Two smaller trials concluded that there was a marginal effect in favor of using the malaria drug. There were built-in problems with these studies. But now the much larger trial from the UK with the name of “UK Recovery trial” has unequivocally shown that there was no favorable effect of hydroxychloroquine in the treatment of Covid-19 coronavirus.
UK Recovery trial
The University of Oxford ran the trial and the results went to the World Health Organization. More than 11,000 patients with Covid-19 took part in the trial. 1,542 patients were taking the drug hydroxychloroquine. The others served as controls. 25.7% of patients who took hydroxychloroquine were dead 28 days after start. 23.5% of the controls who received standard treatment only were dead after 28 days. When the figures were out, the research team stopped treatment with hydroxychloroquine. When researchers added this drug, there were 1.2% more deaths!
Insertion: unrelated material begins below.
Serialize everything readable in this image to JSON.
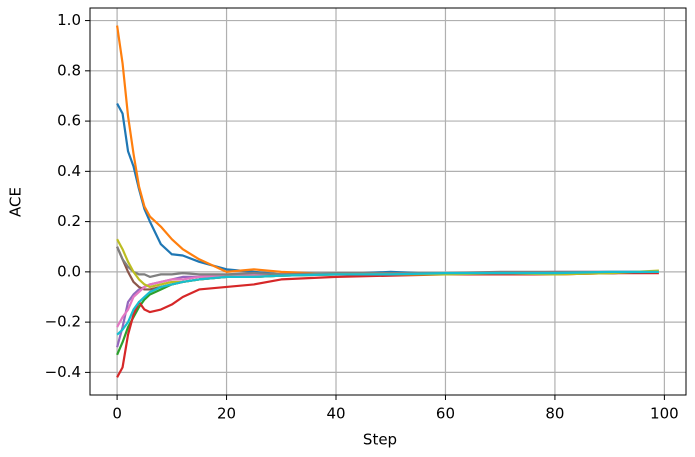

As a result of this study the FDA decided on June 16, 2020 to revoke its emergency use authorization for the drugs hydroxychloroquine and chloroquine for the treatment of Covid-19.
Use of hydroxychloroquine for rheumatic diseases
In a 2016 US study patients with rheumatoid arthritis were either treated with hydroxychloroquine or only with standard therapy. There were 1266 total patients and the observation time was from January 1, 2001, to October 31, 2013. 547 patients were hydroxychloroquine users, the rest served as controls. The use of hydroxychloroquine led to a 72% reduction in mortality from cardiovascular complications (heart attacks and strokes).
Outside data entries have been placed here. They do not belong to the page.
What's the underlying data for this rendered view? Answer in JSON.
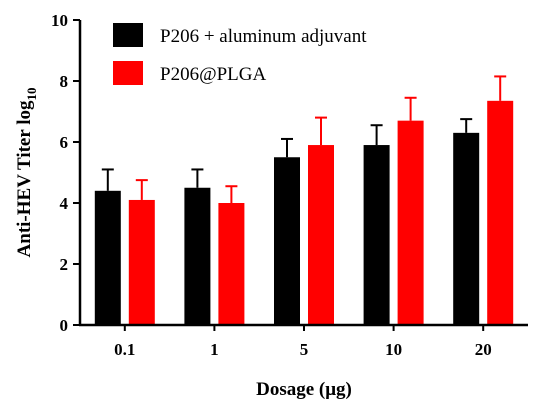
{
  "chart_data": {
    "type": "bar",
    "xlabel": "Dosage (μg)",
    "ylabel": "Anti-HEV Titer log",
    "ylabel_subscript": "10",
    "categories": [
      "0.1",
      "1",
      "5",
      "10",
      "20"
    ],
    "ylim": [
      0,
      10
    ],
    "yticks": [
      "0",
      "2",
      "4",
      "6",
      "8",
      "10"
    ],
    "grid": false,
    "legend_position": "top-left",
    "series": [
      {
        "name": "P206 + aluminum adjuvant",
        "color": "#000000",
        "values": [
          4.4,
          4.5,
          5.5,
          5.9,
          6.3
        ],
        "errors": [
          0.7,
          0.6,
          0.6,
          0.65,
          0.45
        ]
      },
      {
        "name": "P206@PLGA",
        "color": "#ff0000",
        "values": [
          4.1,
          4.0,
          5.9,
          6.7,
          7.35
        ],
        "errors": [
          0.65,
          0.55,
          0.9,
          0.75,
          0.8
        ]
      }
    ]
  }
}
There is no question that there is a place for hydroxychloroquine as an immune modulating drug in rheumatology. But this drug is definitely not useful in Covid-19 coronavirus infections.
Side effects of hydroxychloroquine
There is a whole laundry list of side effects that people can get from hydroxychloroquine. There is nausea, headaches, stomach pains, diarrhea, loss of appetite, dizziness, blurred vision and mood changes that they could get. In addition, you may experience muscle weakness, loss of balance, light sensitivity, bleeding, confusion, seizures and others. Before you assume it is safe to take hydroxychloroquine, inform yourself more about the potential side effects.
The malaria drug, hydroxychloroquine did not show any beneficial effect in a clinical trial involving 11,000 patients with Covid-19 coronavirus infections. 1,542 patients of them were taking the drug hydroxychloroquine. 25.7% of patients who took hydroxychloroquine were dead 28 days after the start. 23.5% of the controls who received standard treatment only were dead after 28 days. There definitely was no advantage of taking hydroxychloroquine with a Covid-19 coronavirus infection. On the other hand, in a 2016 study a group of patients with rheumatoid arthritis received hydroxychloroquine. The use of hydroxychloroquine led to a 72% reduction in mortality from cardiovascular complications (heart attacks and strokes) in a period of more than 12.5 years. The decision of whether hydroxychloroquine is useful in a patient needs to stay in the hands of the treating physician. Arbitrary use is not only questionable, but can amount to serious health hazards.